Текея и Абыслая удалось взять спящими.
Имур, к удивлению Айры, оказался великолепным тактиком — в том, что касалось расстановки воинов, убийства стражей, захвата пленных. Немногословный и подчас казавшийся тугодумом, в это утро он словно превратился в другого человека.
Ритан и Коренмай, нередко даже не ставившие друга в известность о начатых интригах или новых планах, сейчас сами повиновались ему легко и без тени возражений. Обычные воины откликались даже не на слова, а на жесты.
Абыслай вообще проснулся только после того, как ему, уже связанному, сунули в рот кожаный кляп. Текея взяли Ритан с людьми Имура, и там, насколько поняла Айра, тоже проблем не возникло.
А вот у Коренмая с Джамухаром не сложилось.
Во-первых, один из нукеров умудрился вывернуться из рук схватившего его Рыжего Пса и поднять тревогу. Во-вторых, сам Джамухар выскочил навстречу Коренмаю с громадной кривой саблей и небольшим круглым щитом, хотя и без доспеха, только в штанах.
Он громко заорал, поднимая тревогу, и ловко отбился от наседавших на него воинов.
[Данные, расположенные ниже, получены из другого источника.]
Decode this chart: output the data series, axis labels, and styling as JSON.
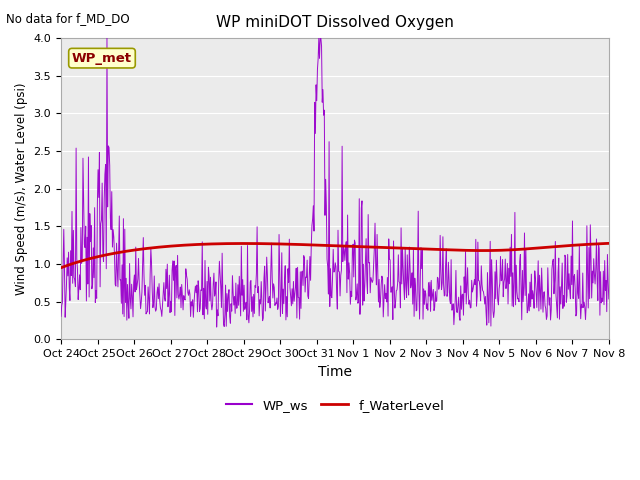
{
  "title": "WP miniDOT Dissolved Oxygen",
  "no_data_text": "No data for f_MD_DO",
  "xlabel": "Time",
  "ylabel": "Wind Speed (m/s), Water Level (psi)",
  "ylim": [
    0.0,
    4.0
  ],
  "yticks": [
    0.0,
    0.5,
    1.0,
    1.5,
    2.0,
    2.5,
    3.0,
    3.5,
    4.0
  ],
  "bg_color": "#ebebeb",
  "wp_met_box_color": "#ffffcc",
  "wp_met_text_color": "#8b0000",
  "wp_ws_color": "#9900cc",
  "f_waterlevel_color": "#cc0000",
  "xtick_labels": [
    "Oct 24",
    "Oct 25",
    "Oct 26",
    "Oct 27",
    "Oct 28",
    "Oct 29",
    "Oct 30",
    "Oct 31",
    "Nov 1",
    "Nov 2",
    "Nov 3",
    "Nov 4",
    "Nov 5",
    "Nov 6",
    "Nov 7",
    "Nov 8"
  ],
  "num_points_ws": 800,
  "seed": 12345
}
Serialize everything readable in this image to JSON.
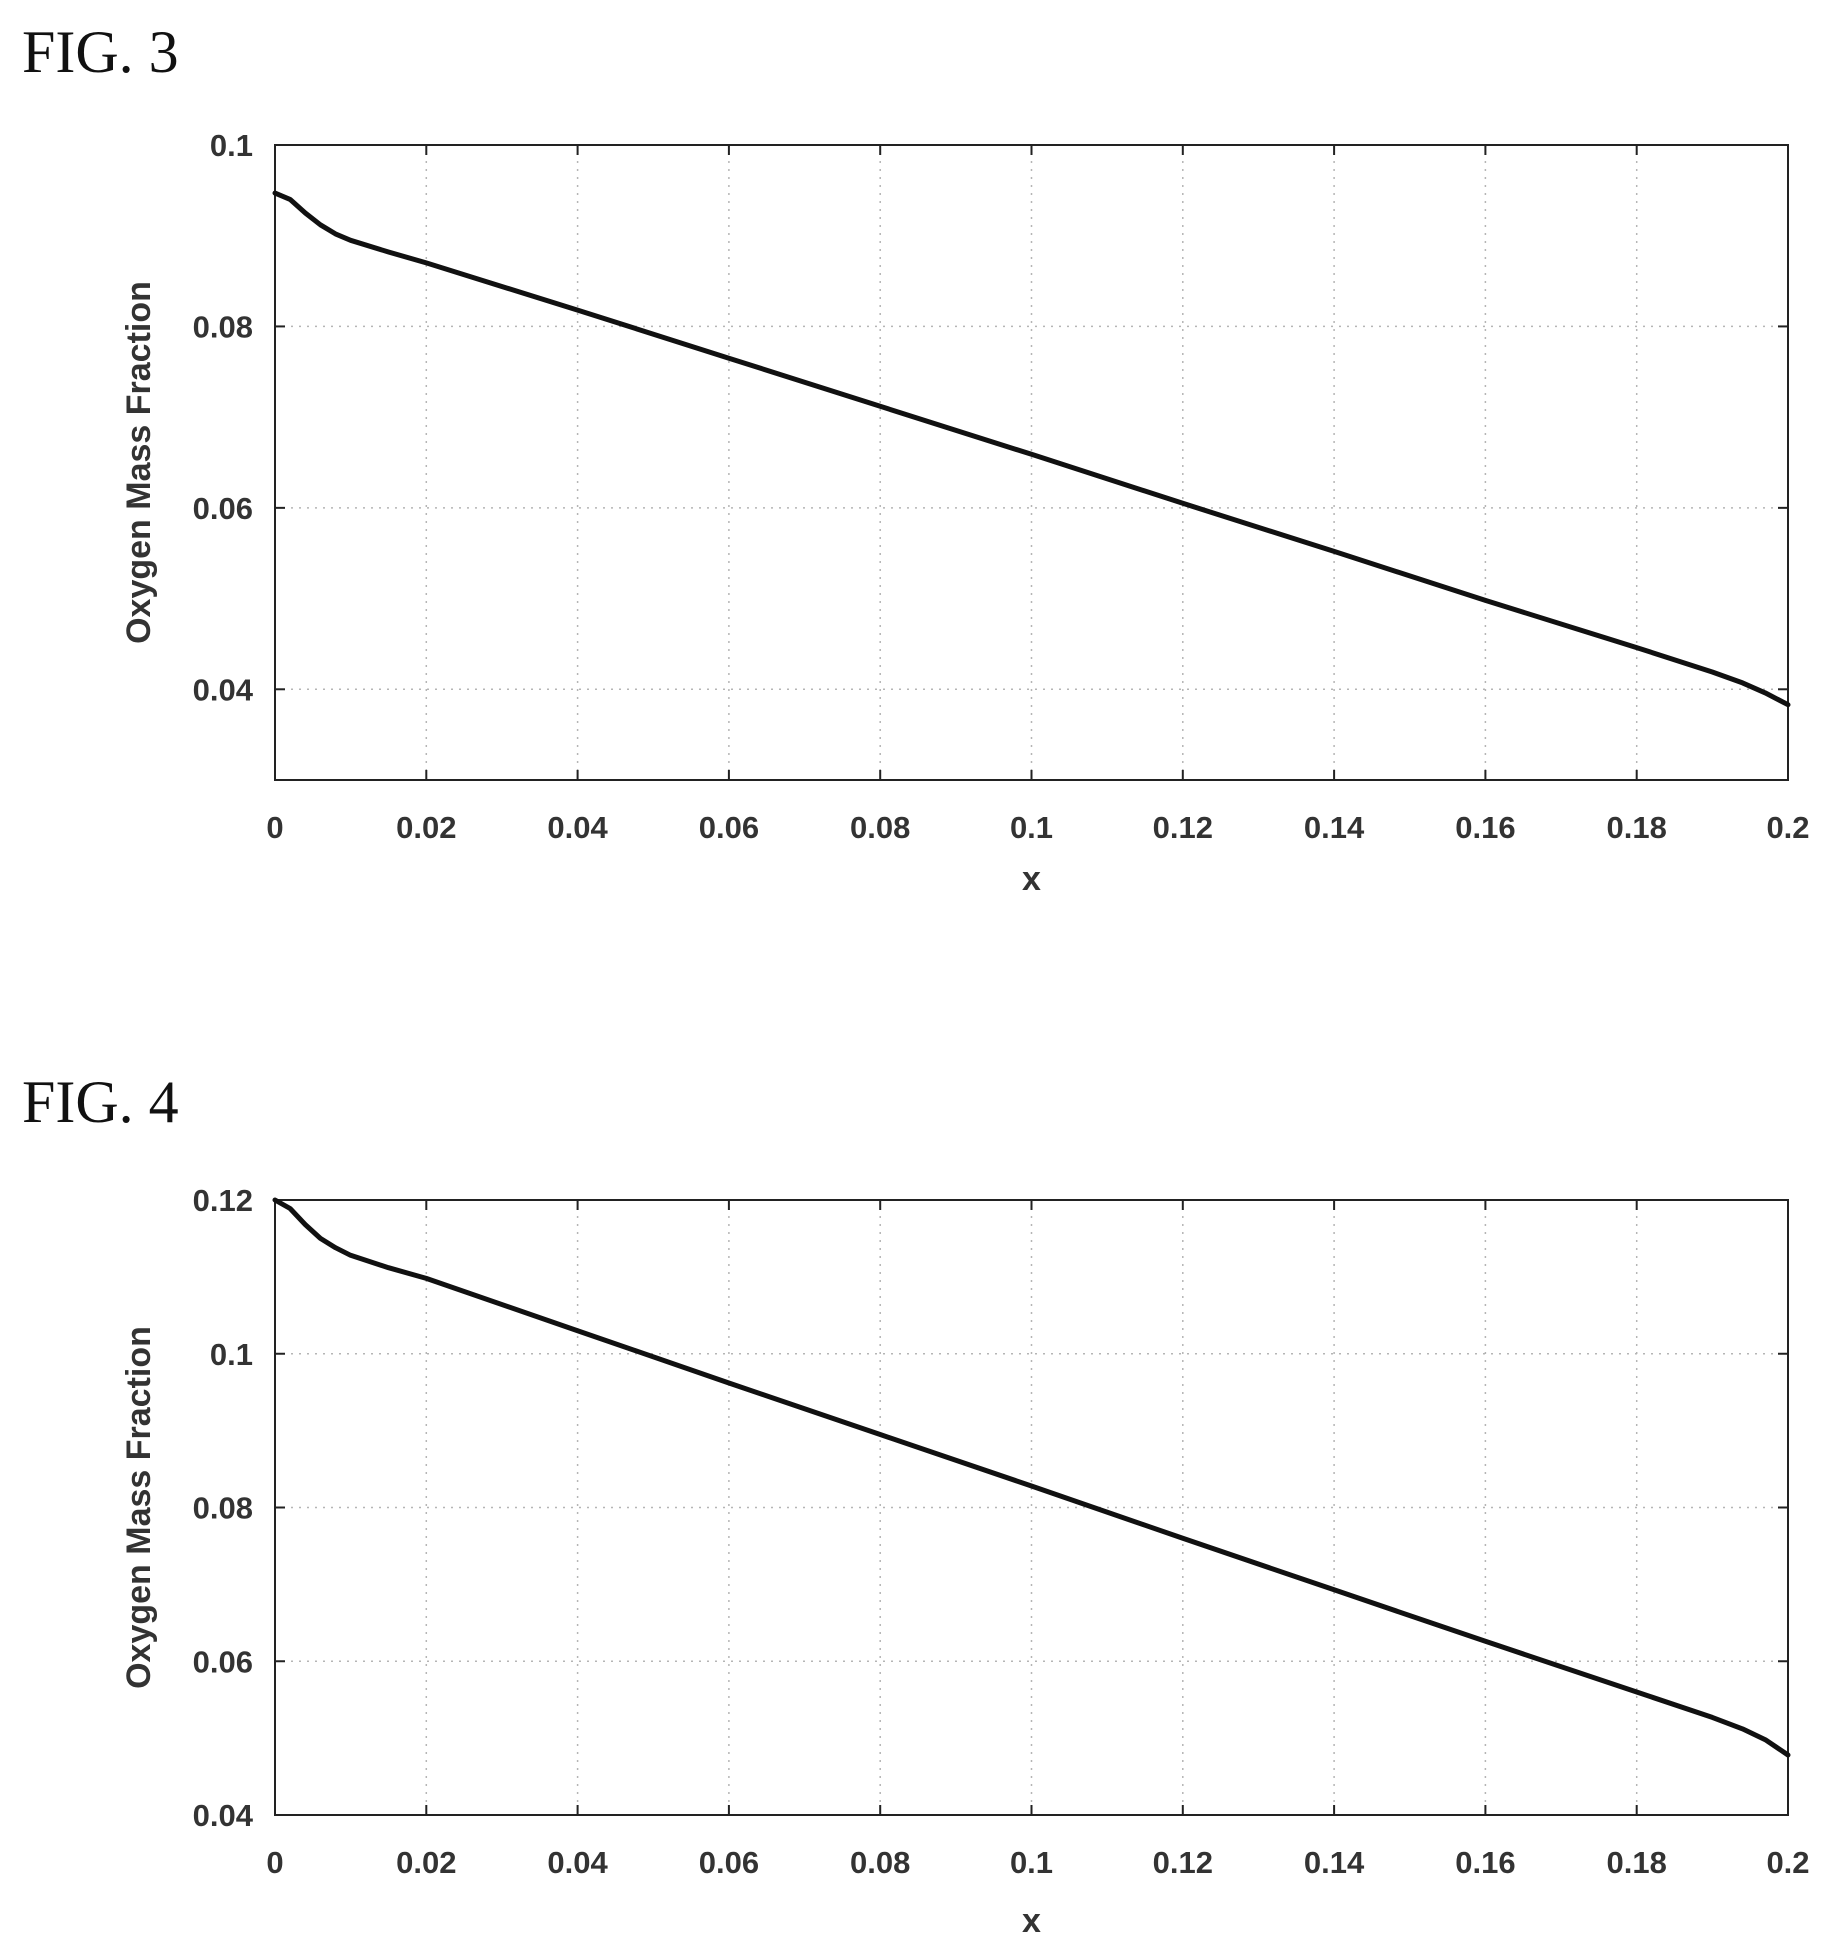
{
  "figures": [
    {
      "label": "FIG. 3"
    },
    {
      "label": "FIG. 4"
    }
  ],
  "chart_data": [
    {
      "type": "line",
      "title": "",
      "xlabel": "x",
      "ylabel": "Oxygen Mass Fraction",
      "xlim": [
        0,
        0.2
      ],
      "ylim": [
        0.03,
        0.1
      ],
      "xticks": [
        "0",
        "0.02",
        "0.04",
        "0.06",
        "0.08",
        "0.1",
        "0.12",
        "0.14",
        "0.16",
        "0.18",
        "0.2"
      ],
      "yticks": [
        "0.04",
        "0.06",
        "0.08",
        "0.1"
      ],
      "ytick_values": [
        0.04,
        0.06,
        0.08,
        0.1
      ],
      "grid": "dotted",
      "line_color": "#111111",
      "series": [
        {
          "x": [
            0,
            0.002,
            0.004,
            0.006,
            0.008,
            0.01,
            0.015,
            0.02,
            0.04,
            0.06,
            0.08,
            0.1,
            0.12,
            0.14,
            0.16,
            0.18,
            0.19,
            0.194,
            0.197,
            0.2
          ],
          "y": [
            0.0947,
            0.094,
            0.0925,
            0.0912,
            0.0902,
            0.0895,
            0.0882,
            0.087,
            0.0818,
            0.0765,
            0.0712,
            0.0659,
            0.0605,
            0.0552,
            0.0498,
            0.0446,
            0.0419,
            0.0407,
            0.0396,
            0.0383
          ]
        }
      ]
    },
    {
      "type": "line",
      "title": "",
      "xlabel": "x",
      "ylabel": "Oxygen Mass Fraction",
      "xlim": [
        0,
        0.2
      ],
      "ylim": [
        0.04,
        0.12
      ],
      "xticks": [
        "0",
        "0.02",
        "0.04",
        "0.06",
        "0.08",
        "0.1",
        "0.12",
        "0.14",
        "0.16",
        "0.18",
        "0.2"
      ],
      "yticks": [
        "0.04",
        "0.06",
        "0.08",
        "0.1",
        "0.12"
      ],
      "ytick_values": [
        0.04,
        0.06,
        0.08,
        0.1,
        0.12
      ],
      "grid": "dotted",
      "line_color": "#111111",
      "series": [
        {
          "x": [
            0,
            0.002,
            0.004,
            0.006,
            0.008,
            0.01,
            0.015,
            0.02,
            0.04,
            0.06,
            0.08,
            0.1,
            0.12,
            0.14,
            0.16,
            0.18,
            0.19,
            0.194,
            0.197,
            0.2
          ],
          "y": [
            0.12,
            0.1189,
            0.1168,
            0.115,
            0.1138,
            0.1128,
            0.1112,
            0.1098,
            0.103,
            0.0962,
            0.0895,
            0.0828,
            0.076,
            0.0693,
            0.0626,
            0.056,
            0.0527,
            0.0512,
            0.0498,
            0.0478
          ]
        }
      ]
    }
  ]
}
В несколько скупых, но точных движений он убил двоих и ранил еще одного Пса, а затем прыгнул на стоявшего у коновязи жеребца, обрубил поводья и скакнул вперед, сшибая еще одного противника.
Если бы Усан не попал ему в голову камнем из пращи, темник наверняка бы спасся — казавшийся таким старым, спокойным и неповоротливым, на самом деле он был быстр и ловок, как снежный тигр.
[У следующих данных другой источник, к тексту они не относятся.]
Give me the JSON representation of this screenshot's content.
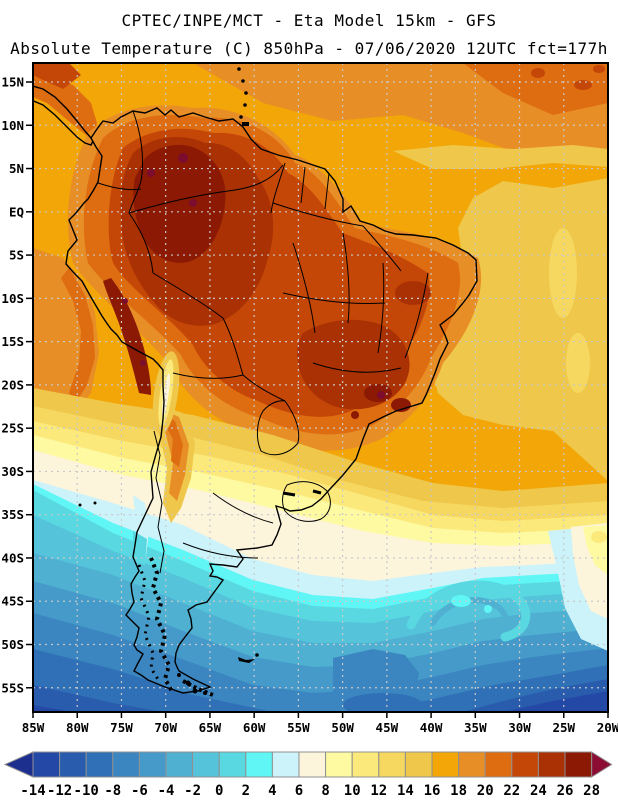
{
  "header": {
    "title_line1": "CPTEC/INPE/MCT -  Eta Model 15km - GFS",
    "title_line2": "Absolute Temperature (C) 850hPa - 07/06/2020 12UTC fct=177h"
  },
  "map": {
    "y_axis_labels": [
      "15N",
      "10N",
      "5N",
      "EQ",
      "5S",
      "10S",
      "15S",
      "20S",
      "25S",
      "30S",
      "35S",
      "40S",
      "45S",
      "50S",
      "55S"
    ],
    "x_axis_labels": [
      "85W",
      "80W",
      "75W",
      "70W",
      "65W",
      "60W",
      "55W",
      "50W",
      "45W",
      "40W",
      "35W",
      "30W",
      "25W",
      "20W"
    ]
  },
  "colorbar": {
    "tick_labels": [
      "-14",
      "-12",
      "-10",
      "-8",
      "-6",
      "-4",
      "-2",
      "0",
      "2",
      "4",
      "6",
      "8",
      "10",
      "12",
      "14",
      "16",
      "18",
      "20",
      "22",
      "24",
      "26",
      "28"
    ],
    "cell_colors": [
      "#2448a6",
      "#2a5cae",
      "#3070b6",
      "#3b86c0",
      "#459ac9",
      "#4fb0d2",
      "#55c3da",
      "#59d8e2",
      "#60f6f6",
      "#cdf3fa",
      "#fdf4dc",
      "#fdfaa2",
      "#fce97c",
      "#f6d75f",
      "#eec74b",
      "#f2a607",
      "#e88e26",
      "#de6c10",
      "#c54708",
      "#a93104",
      "#8b1903"
    ],
    "arrow_left_color": "#1c2f8f",
    "arrow_right_color": "#8c0c34"
  },
  "chart_data": {
    "type": "heatmap",
    "title": "CPTEC/INPE/MCT -  Eta Model 15km - GFS",
    "subtitle": "Absolute Temperature (C) 850hPa - 07/06/2020 12UTC fct=177h",
    "variable": "Absolute Temperature",
    "units": "C",
    "level": "850hPa",
    "model": "Eta Model 15km",
    "boundary_condition": "GFS",
    "institution": "CPTEC/INPE/MCT",
    "valid_date": "07/06/2020",
    "cycle": "12UTC",
    "forecast_hour": "fct=177h",
    "x_range": [
      "85W",
      "20W"
    ],
    "y_range": [
      "15N",
      "55S"
    ],
    "contour_interval_c": 2,
    "scale_min_c": -14,
    "scale_max_c": 28,
    "features": [
      "warm core 24-28C over Colombia, Venezuela and western Amazon",
      "22-26C across central Brazil with 26-28C patch over southeast Brazil",
      "16-20C tropical Atlantic and Caribbean",
      "6-14C band over Paraguay / northern and central Argentina",
      "cold air -6 to 6C south of 32S with cyclonic swirl near 52S 45W",
      "warm tongue 8-14C along eastern edge near 20-25W between 32S and 42S"
    ]
  }
}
Спеленатого Джамухара пришлось вывозить с боем, проснувшиеся нукеры из его тумена встали на пути похитителей. Но они не понимали, что происходит, а Усан догадался заорать о нападении бесов, и многие поверили, потому что схватки с тварями Хаоса становились все более частыми.
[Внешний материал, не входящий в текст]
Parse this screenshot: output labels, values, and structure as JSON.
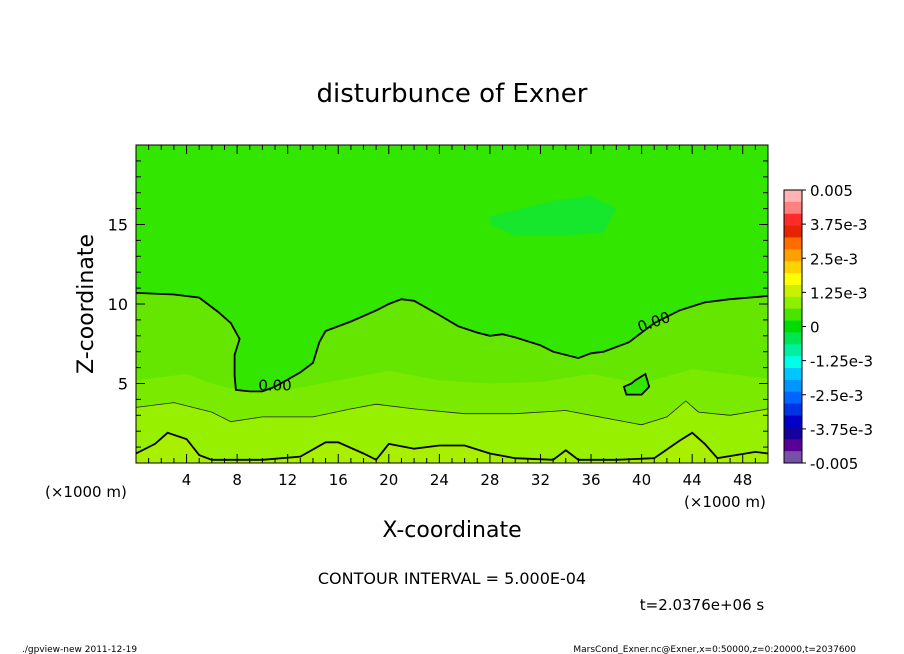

Теперь личный тумен Дайрута, где командовали Ритан, Имур и Коренмай и держали заложниками Джамухара, Текея и Абыслая, оказался зажат между тремя обезглавленными частями.
Если бы началась битва, шансов у Айры и ее товарищей не было.
Но первыми погибли бы трое темников, а потерявшие своих командиров тумены были бы опозорены.
Начались переговоры — долгие и муторные, во время которых все время ездили туда и обратно гонцы, тысячники посылали угрозы и предложения, а трое темников лежали связанные, каждый в отдельной юрте.
Бывшая королева Дораса почти все время сидела в своем шатре, к ней то и дело забегал Усан и рассказывал о том, что творится, а затем убегал вновь.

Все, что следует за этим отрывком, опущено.